We created a correlation table to see how different features correlated with our four target values. As we can see from the table, four target variables are highly correlated with each other. Besides, Dx:HPV and STDs: Number of diagnosis have close correlation with four target variables, which means HPV and other STDs (sexually transmitted diseases) are important indicators to Cervical Cancer.
We can tell from the correlation table that a couple of groups of features are highly correlated (correlation > 0.6), e.g., Smokes (years) and Smokes (packs/year), STDs: Number of diagnosis and STDs (number), DX: CIN, DX: Cancer, DX: HPV and DX. Hence, we selected to drop Dx, Dx:Cancer, STDs (number) and Smokes (packs/year).
We plotted scatterplots to show trends among different numerical features.
Also, we visualized the relationships between four target variables and two key features: DX:HPV and STDs: Number of diagnosis, using violin plots.
To deal with the highly imbalanced dataset, we used the following two techniques:
1. Applied stratified splitting when splitting the dataset into train, validation and test sets. \
2. Processed the data using Synthetic Minority Oversampling Technique (SMOTE).
We plotted the confusion matrix to visualize how our model is predicting the test data. Also, we make graphs on the feature importances of features to see whether our models make sense intuitively.

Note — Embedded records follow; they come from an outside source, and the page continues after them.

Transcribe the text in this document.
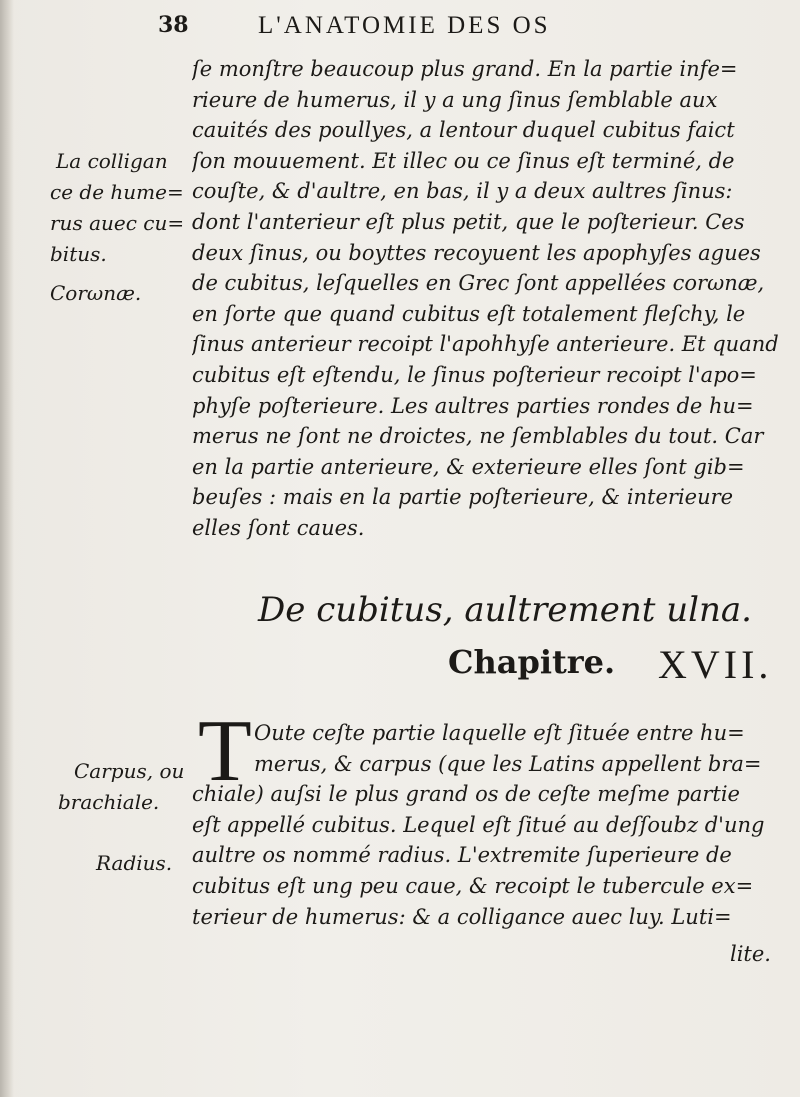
38	L'ANATOMIE DES OS
ſe monſtre beaucoup plus grand. En la partie infe=
rieure de humerus, il y a ung ſinus ſemblable aux
cauités des poullyes, a lentour duquel cubitus faict
ſon mouuement. Et illec ou ce ſinus eſt terminé, de
couſte, & d'aultre, en bas, il y a deux aultres ſinus:
dont l'anterieur eſt plus petit, que le poſterieur. Ces
deux ſinus, ou boyttes recoyuent les apophyſes agues
de cubitus, leſquelles en Grec ſont appellées corωnæ,
en ſorte que quand cubitus eſt totalement fleſchy, le
ſinus anterieur recoipt l'apohhyſe anterieure. Et quand
cubitus eſt eſtendu, le ſinus poſterieur recoipt l'apo=
phyſe poſterieure. Les aultres parties rondes de hu=
merus ne ſont ne droictes, ne ſemblables du tout. Car
en la partie anterieure, & exterieure elles ſont gib=
beuſes : mais en la partie poſterieure, & interieure
elles ſont caues.
La colligan
ce de hume=
rus auec cu=
bitus.
Corωnæ.
De cubitus, aultrement ulna.
Chapitre. XVII.
T Oute ceſte partie laquelle eſt ſituée entre hu=
merus, & carpus (que les Latins appellent bra=
chiale) auſsi le plus grand os de ceſte meſme partie
eſt appellé cubitus. Lequel eſt ſitué au deſſoubz d'ung
aultre os nommé radius. L'extremite ſuperieure de
cubitus eſt ung peu caue, & recoipt le tubercule ex=
terieur de humerus: & a colligance auec luy. Luti=
Carpus, ou
brachiale.
Radius.
lite.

In this section we will focus on comparing models only for predicting cytology test results, also known as a pap test, since it is the most widely used screening method for cervical cancer. Plots comparing models for other target variables can be found in the code.
We made a table with all metrics such as negative prediction accuracy (NPA), positive prediction accuracy (PPA), F1 score, to name a few, for all models and target variables is given below.
Since the data is highly imbalanced and the cost of failing to identify a high risk patient (false negatives) is greater than falsely identifying a low risk patient as high risk (false positives), we rank the models on the basis of ROC curves.
We also made the Precision-Recall (PR) Curve for all models
We can make the conclusion that the best performing model is Random Forest since it has the greatest ROC-AUC and relatively high precision for high recall.